More specifically, we argue that to avoid absurdity, one must read the Anti-Injunction Act as if it barred suits having “the immediate purpose of restraining the assessment or collection of any tax.” One must read the statute this way because otherwise it would bar even post-enforcement constitutional challenges. Such challenges may have the primary purpose of preventing future assessments or collections, in addition to the immediate purpose of avoiding payment of past assessments or collections; yet they have long been treated as clearly permissible notwithstanding the literal language of the Anti-Injunction Act.
Even assuming for the sake of argument that the ACA exaction for going without insurance qualifies as a “tax” for purposes of the Anti-Injunction Act, the present pre-enforcement challenges do not have “the [immediate] purpose of restraining the assessment or collection” of this tax because, to reiterate, the legal authority to assess and collect it will not exist until 2015.
In other words, the most sensible reading of the Anti-Injunction Act’s text and purpose is that it does not apply until the authority to assess and collect taxes has come into being, just as it does not apply after that authority has been exercised.
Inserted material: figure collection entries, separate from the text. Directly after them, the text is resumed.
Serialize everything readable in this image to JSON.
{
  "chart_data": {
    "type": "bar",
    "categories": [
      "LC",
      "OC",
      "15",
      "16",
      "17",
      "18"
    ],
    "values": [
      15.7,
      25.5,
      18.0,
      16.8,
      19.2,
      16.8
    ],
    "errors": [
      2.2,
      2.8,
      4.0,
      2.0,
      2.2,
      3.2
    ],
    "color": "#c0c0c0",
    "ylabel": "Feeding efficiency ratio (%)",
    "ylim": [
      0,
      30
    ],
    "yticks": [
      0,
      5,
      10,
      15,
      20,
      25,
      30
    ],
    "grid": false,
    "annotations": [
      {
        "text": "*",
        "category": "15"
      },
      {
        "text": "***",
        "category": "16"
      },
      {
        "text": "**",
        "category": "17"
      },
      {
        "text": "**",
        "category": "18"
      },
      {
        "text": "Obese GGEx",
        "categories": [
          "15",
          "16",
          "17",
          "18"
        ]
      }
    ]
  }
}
Rather than having the immediate purpose of restraining the assessment or collection of taxes, the present challenges to the minimum coverage provision have the immediate purpose of preventing the assessment and collection authority of the federal government from going into effect, or of seeking clarification from the courts about the present and future legal obligations of the many individuals and entities subject to the ACA.
As a Hedge Against a Supreme Court Dismissal, Congress Should Pass a Law Limiting the Anti-Injunction Act’s Reach
Will the Supreme Court embrace our proposed reading of the statute and prevent the substantial problems that continued uncertainty would generate? We hope so, but prudence suggests that an alternative approach should also be tried: Congress should enact a special-purpose statute stating that the Anti-Injunction Act does not bar pre-enforcement challenges to the minimum coverage provision until that provision actually goes into effect.
Everyone agrees that Congress has the authority to do this. Indeed, it has taken similar action before. Moreover, if the political branches were to turn their attention to the matter, there would be good reason to expect that the bill would pass both chambers and be signed into law by the President.
The substance of the health care law was, and remains, politically divisive. The timing of litigation over its constitutionality should not be. The time for Congress and the Obama Administration to act is now.